I stepped back and realized we’d been guessing. We were creating content for our Russian audience based on what we thought they wanted, then we’d take the same content, translate it, and push it to the US market—and act shocked when engagement dropped off.
So I did something different. I reached out to creators across both markets and asked them: what actually works with your audience? What are people responding to? What falls flat?
I did about 30 conversations—some structured more like interviews, some just casual DMs with creators I already knew. Russian creators gave me one picture. US creators gave me a completely different one. The patterns emerged pretty fast.
In Russia: audiences respond to depth and expertise. They want creators who are going to educate them, show them something they didn’t know. They’ll spend time reading long captions. They value trust and credibility. Go deeper.
In the US: audiences want speed and personality. They want to feel like they’re talking to a friend, not getting lectured. They’ll stop watching at 2 seconds if you don’t hook them. They care about entertainment value first, information second.
These aren’t small differences. They require different content types, different formats, different pacing, different production values. If you try to use the same playbook, one market will feel like it’s for them and the other will feel awkward.

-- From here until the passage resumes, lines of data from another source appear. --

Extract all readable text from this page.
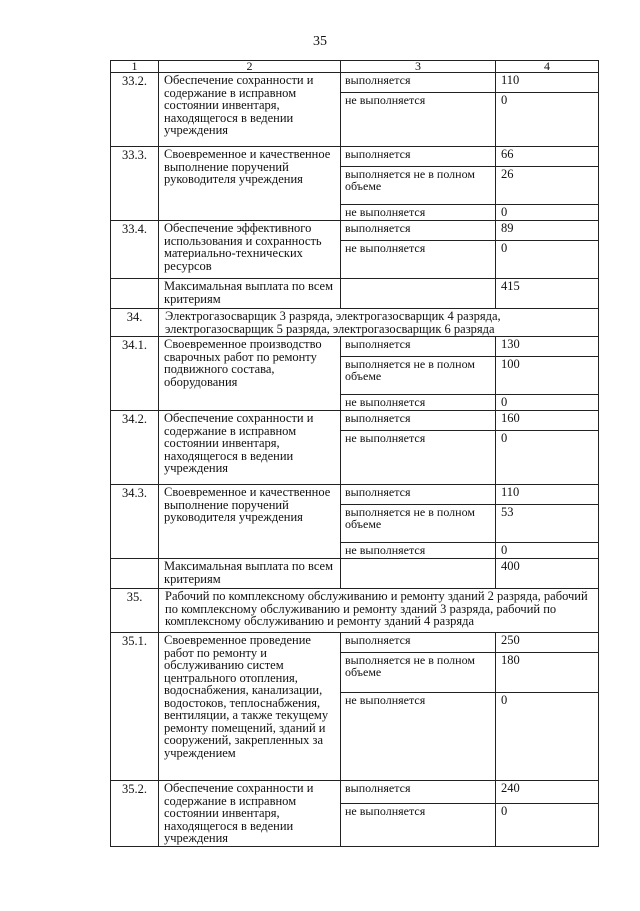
35
1	2	3	4
33.2.	Обеспечение сохранности и содержание в исправном состоянии инвентаря, находящегося в ведении учреждения	выполняется	110
		не выполняется	0
33.3.	Своевременное и качественное выполнение поручений руководителя учреждения	выполняется	66
		выполняется не в полном объеме	26
		не выполняется	0
33.4.	Обеспечение эффективного использования и сохранность материально-технических ресурсов	выполняется	89
		не выполняется	0
	Максимальная выплата по всем критериям		415
34.	Электрогазосварщик 3 разряда, электрогазосварщик 4 разряда, электрогазосварщик 5 разряда, электрогазосварщик 6 разряда		
34.1.	Своевременное производство сварочных работ по ремонту подвижного состава, оборудования	выполняется	130
		выполняется не в полном объеме	100
		не выполняется	0
34.2.	Обеспечение сохранности и содержание в исправном состоянии инвентаря, находящегося в ведении учреждения	выполняется	160
		не выполняется	0
34.3.	Своевременное и качественное выполнение поручений руководителя учреждения	выполняется	110
		выполняется не в полном объеме	53
		не выполняется	0
	Максимальная выплата по всем критериям		400
35.	Рабочий по комплексному обслуживанию и ремонту зданий 2 разряда, рабочий по комплексному обслуживанию и ремонту зданий 3 разряда, рабочий по комплексному обслуживанию и ремонту зданий 4 разряда		
35.1.	Своевременное проведение работ по ремонту и обслуживанию систем центрального отопления, водоснабжения, канализации, водостоков, теплоснабжения, вентиляции, а также текущему ремонту помещений, зданий и сооружений, закрепленных за учреждением	выполняется	250
		выполняется не в полном объеме	180
		не выполняется	0
35.2.	Обеспечение сохранности и содержание в исправном состоянии инвентаря, находящегося в ведении учреждения	выполняется	240
		не выполняется	0
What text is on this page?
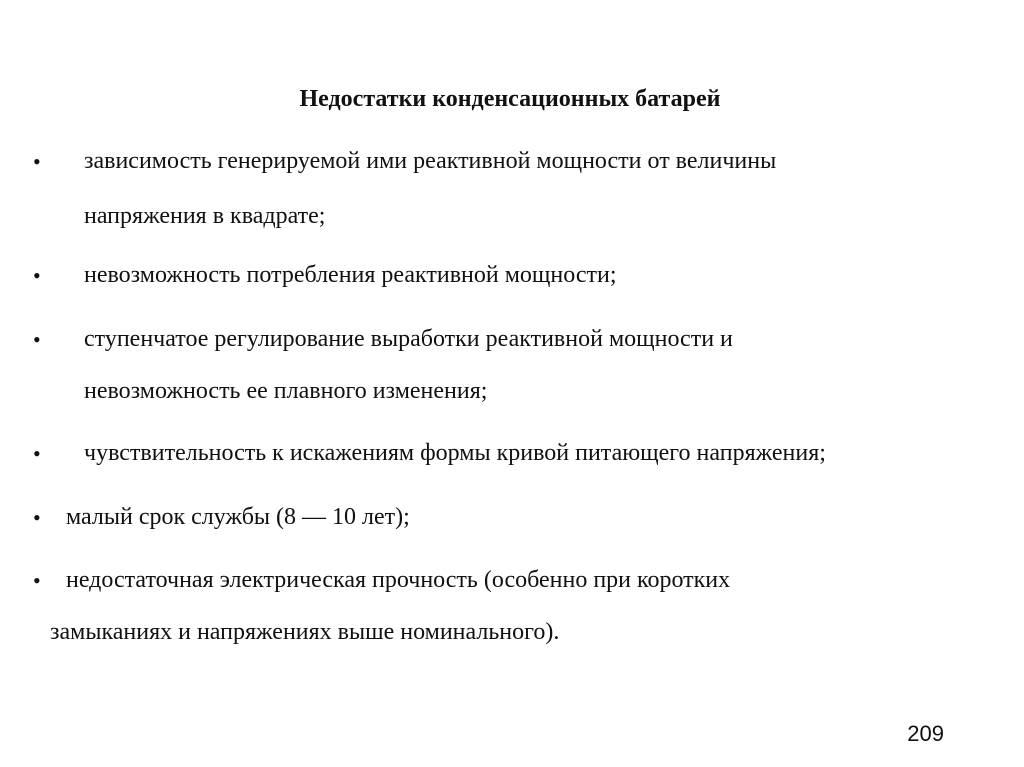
Недостатки конденсационных батарей
• зависимость генерируемой ими реактивной мощности от величины
напряжения в квадрате;
• невозможность потребления реактивной мощности;
• ступенчатое регулирование выработки реактивной мощности и
невозможность ее плавного изменения;
• чувствительность к искажениям формы кривой питающего напряжения;
• малый срок службы (8 — 10 лет);
• недостаточная электрическая прочность (особенно при коротких
замыканиях и напряжениях выше номинального).
209
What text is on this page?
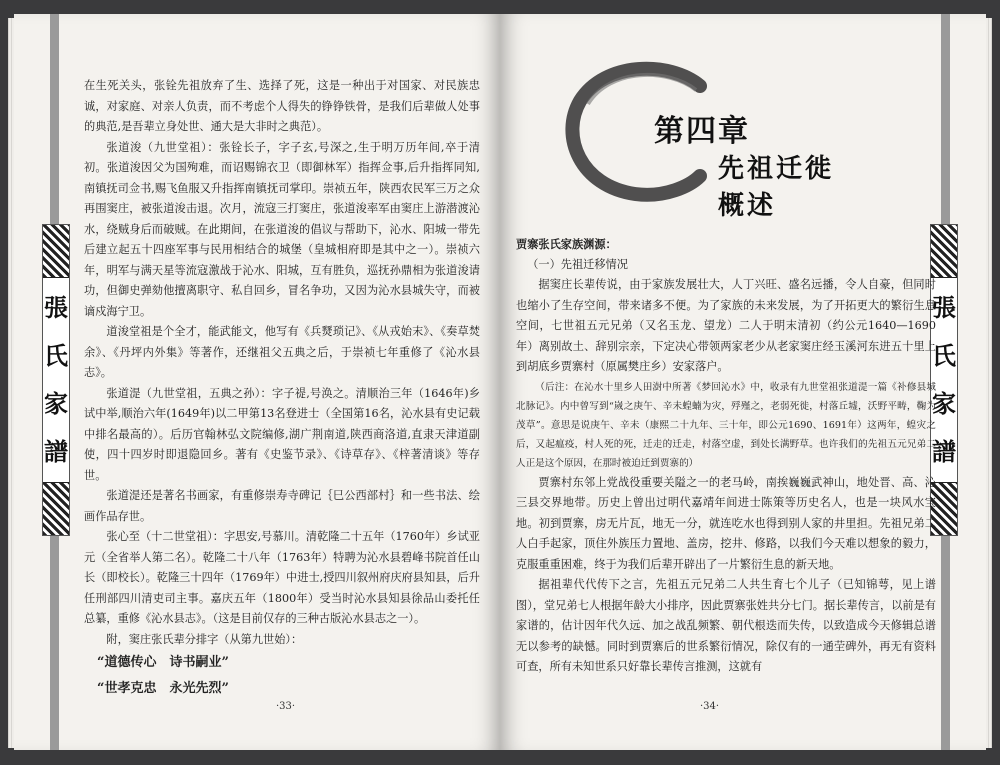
張
氏
家
譜

在生死关头，张铨先祖放弃了生、选择了死，这是一种出于对国家、对民族忠诚，对家庭、对亲人负责，而不考虑个人得失的铮铮铁骨，是我们后辈做人处事的典范,是吾辈立身处世、通大是大非时之典范）。

张道浚（九世堂祖）：张铨长子，字子玄,号深之,生于明万历年间,卒于清初。张道浚因父为国殉难，而诏赐锦衣卫（即御林军）指挥佥事,后升指挥同知,南镇抚司佥书,赐飞鱼服又升指挥南镇抚司掌印。崇祯五年，陕西农民军三万之众再围窦庄，被张道浚击退。次月，流寇三打窦庄，张道浚率军由窦庄上游潜渡沁水，绕贼身后而破贼。在此期间，在张道浚的倡议与帮助下，沁水、阳城一带先后建立起五十四座军事与民用相结合的城堡（皇城相府即是其中之一）。崇祯六年，明军与满天星等流寇激战于沁水、阳城，互有胜负，巡抚孙鼎相为张道浚请功，但御史弹劾他擅离职守、私自回乡，冒名争功，又因为沁水县城失守，而被谪戍海宁卫。

道浚堂祖是个全才，能武能文，他写有《兵燹琐记》、《从戎始末》、《奏草焚余》、《丹坪内外集》等著作，还继祖父五典之后，于崇祯七年重修了《沁水县志》。

张道湜（九世堂祖，五典之孙）：字子禔,号涣之。清顺治三年（1646年)乡试中举,顺治六年(1649年)以二甲第13名登进士（全国第16名，沁水县有史记载中排名最高的）。后历官翰林弘文院编修,湖广荆南道,陕西商洛道,直隶天津道副使，四十四岁时即退隐回乡。著有《史鉴节录》、《诗草存》、《梓著清谈》等存世。

张道湜还是著名书画家，有重修崇寿寺碑记｛巳公西部村｝和一些书法、绘画作品存世。

张心至（十二世堂祖）：字思安,号慕川。清乾隆二十五年（1760年）乡试亚元（全省举人第二名）。乾隆二十八年（1763年）特聘为沁水县碧峰书院首任山长（即校长）。乾隆三十四年（1769年）中进士,授四川叙州府庆府县知县，后升任刑部四川清吏司主事。嘉庆五年（1800年）受当时沁水县知县徐品山委托任总纂，重修《沁水县志》。（这是目前仅存的三种古版沁水县志之一）。

附，窦庄张氏辈分排字（从第九世始）：

“道德传心　诗书嗣业”

“世孝克忠　永光先烈”

·33·
張
氏
家
譜
第四章
先祖迁徙概述

贾寨张氏家族渊源：

（一）先祖迁移情况

据窦庄长辈传说，由于家族发展壮大，人丁兴旺、盛名远播，令人自豪，但同时也缩小了生存空间，带来诸多不便。为了家族的未来发展，为了开拓更大的繁衍生息空间，七世祖五元兄弟（又名玉龙、望龙）二人于明末清初（约公元1640—1690年）离别故土、辞别宗亲，下定决心带领两家老少从老家窦庄经玉溪河东进五十里上到胡底乡贾寨村（原属樊庄乡）安家落户。

（后注：在沁水十里乡人田澍中所著《梦回沁水》中，收录有九世堂祖张道湜一篇《补修县城北脉记》。内中曾写到“嵗之庚午、辛未蝗蝻为灾，殍殣之，老弱死徙，村落丘墟，沃野平畴，鞠为茂草”。意思是说庚午、辛未（康熙二十九年、三十年，即公元1690、1691年）这两年，蝗灾之后，又起瘟疫，村人死的死，迁走的迁走，村落空虚，到处长满野草。也许我们的先祖五元兄弟二人正是这个原因，在那时被迫迁到贾寨的）

贾寨村东邻上党战役重要关隘之一的老马岭，南挨巍巍武神山，地处晋、高、沁三县交界地带。历史上曾出过明代嘉靖年间进士陈策等历史名人，也是一块风水宝地。初到贾寨，房无片瓦，地无一分，就连吃水也得到别人家的井里担。先祖兄弟二人白手起家，顶住外族压力置地、盖房，挖井、修路，以我们今天难以想象的毅力，克服重重困难，终于为我们后辈开辟出了一片繁衍生息的新天地。

据祖辈代代传下之言，先祖五元兄弟二人共生育七个儿子（已知锦萼，见上谱图），堂兄弟七人根据年龄大小排序，因此贾寨张姓共分七门。据长辈传言，以前是有家谱的，估计因年代久远、加之战乱频繁、朝代根迭而失传，以致造成今天修辑总谱无以参考的缺憾。同时到贾寨后的世系繁衍情况，除仅有的一通茔碑外，再无有资料可查，所有未知世系只好靠长辈传言推测，这就有

·34·
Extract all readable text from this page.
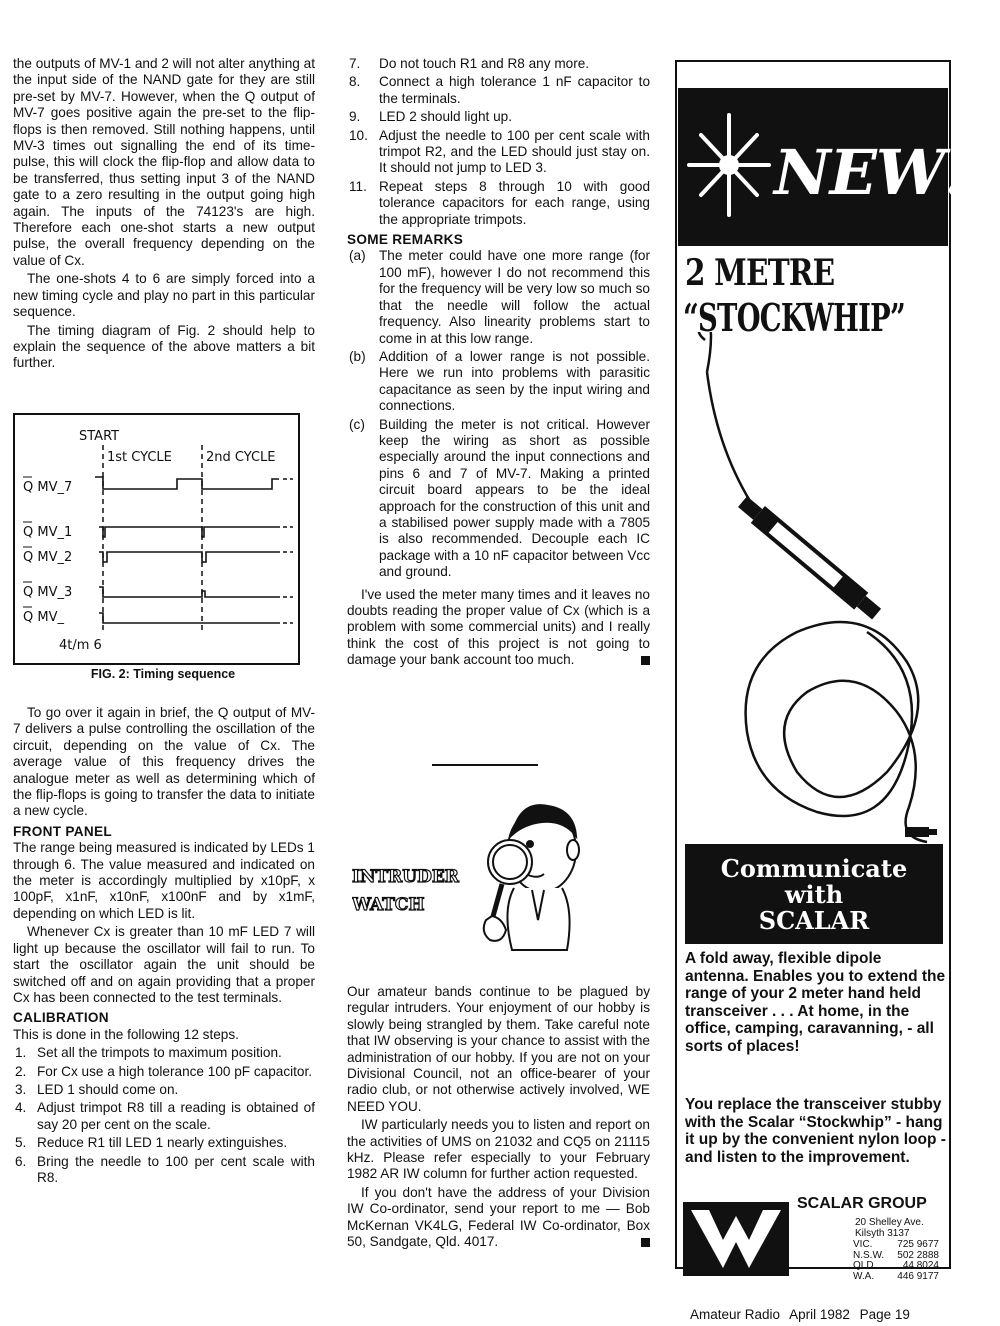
the outputs of MV-1 and 2 will not alter anything at the input side of the NAND gate for they are still pre-set by MV-7. However, when the Q output of MV-7 goes positive again the pre-set to the flip-flops is then removed. Still nothing happens, until MV-3 times out signalling the end of its time-pulse, this will clock the flip-flop and allow data to be transferred, thus setting input 3 of the NAND gate to a zero resulting in the output going high again. The inputs of the 74123's are high. Therefore each one-shot starts a new output pulse, the overall frequency depending on the value of Cx.

The one-shots 4 to 6 are simply forced into a new timing cycle and play no part in this particular sequence.

The timing diagram of Fig. 2 should help to explain the sequence of the above matters a bit further.

START
1st CYCLE	2nd CYCLE
Q MV_7
Q MV_1
Q MV_2
Q MV_3
Q MV_
4t/m 6
FIG. 2: Timing sequence

To go over it again in brief, the Q output of MV-7 delivers a pulse controlling the oscillation of the circuit, depending on the value of Cx. The average value of this frequency drives the analogue meter as well as determining which of the flip-flops is going to transfer the data to initiate a new cycle.

FRONT PANEL

The range being measured is indicated by LEDs 1 through 6. The value measured and indicated on the meter is accordingly multiplied by x10pF, x 100pF, x1nF, x10nF, x100nF and by x1mF, depending on which LED is lit.

Whenever Cx is greater than 10 mF LED 7 will light up because the oscillator will fail to run. To start the oscillator again the unit should be switched off and on again providing that a proper Cx has been connected to the test terminals.

CALIBRATION

This is done in the following 12 steps.

1. Set all the trimpots to maximum position.
2. For Cx use a high tolerance 100 pF capacitor.
3. LED 1 should come on.
4. Adjust trimpot R8 till a reading is obtained of say 20 per cent on the scale.
5. Reduce R1 till LED 1 nearly extinguishes.
6. Bring the needle to 100 per cent scale with R8.
7.	Do not touch R1 and R8 any more.
8.	Connect a high tolerance 1 nF capacitor to the terminals.
9.	LED 2 should light up.
10. Adjust the needle to 100 per cent scale with trimpot R2, and the LED should just stay on. It should not jump to LED 3.
11. Repeat steps 8 through 10 with good tolerance capacitors for each range, using the appropriate trimpots.
SOME REMARKS
(a) The meter could have one more range (for 100 mF), however I do not recommend this for the frequency will be very low so much so that the needle will follow the actual frequency. Also linearity problems start to come in at this low range.
(b) Addition of a lower range is not possible. Here we run into problems with parasitic capacitance as seen by the input wiring and connections.
(c)	Building the meter is not critical. However keep the wiring as short as possible especially around the input connections and pins 6 and 7 of MV-7. Making a printed circuit board appears to be the ideal approach for the construction of this unit and a stabilised power supply made with a 7805 is also recommended. Decouple each IC package with a 10 nF capacitor between Vcc and ground.

I've used the meter many times and it leaves no doubts reading the proper value of Cx (which is a problem with some commercial units) and I really think the cost of this project is not going to damage your bank account too much.

INTRUDER
WATCH

Our amateur bands continue to be plagued by regular intruders. Your enjoyment of our hobby is slowly being strangled by them. Take careful note that IW observing is your chance to assist with the administration of our hobby. If you are not on your Divisional Council, not an office-bearer of your radio club, or not otherwise actively involved, WE NEED YOU.

IW particularly needs you to listen and report on the activities of UMS on 21032 and CQ5 on 21115 kHz. Please refer especially to your February 1982 AR IW column for further action requested.

If you don't have the address of your Division IW Co-ordinator, send your report to me — Bob McKernan VK4LG, Federal IW Co-ordinator, Box 50, Sandgate, Qld. 4017.

NEW!
2 METRE
“STOCKWHIP”
Communicate
with
SCALAR
A fold away, flexible dipole antenna. Enables you to extend the range of your 2 meter hand held transceiver . . . At home, in the office, camping, caravanning, - all sorts of places!
You replace the transceiver stubby with the Scalar “Stockwhip” - hang it up by the convenient nylon loop - and listen to the improvement.
SCALAR GROUP
20 Shelley Ave.
Kilsyth 3137
VIC.	725 9677
N.S.W.	502 2888
QLD.	44 8024
W.A.	446 9177
Amateur Radio April 1982 Page 19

So we rebuilt the strategy. We have a separate content framework for Russia (longer, educational, builds authority) and a separate one for the US (shorter clips, personality-driven, hook-first). The creators are happier because they can actually use content that fits their audience. The engagement is higher because we’re not forcing mismatched content.
The key: I didn’t come up with this in a vacuum. I asked the people who actually know—creators in both markets. They gave me the answer.
Who else has rebuilt their content strategy based on direct feedback from creators? And did you find that what works in one market basically doesn’t work in another, or was there actually some overlap?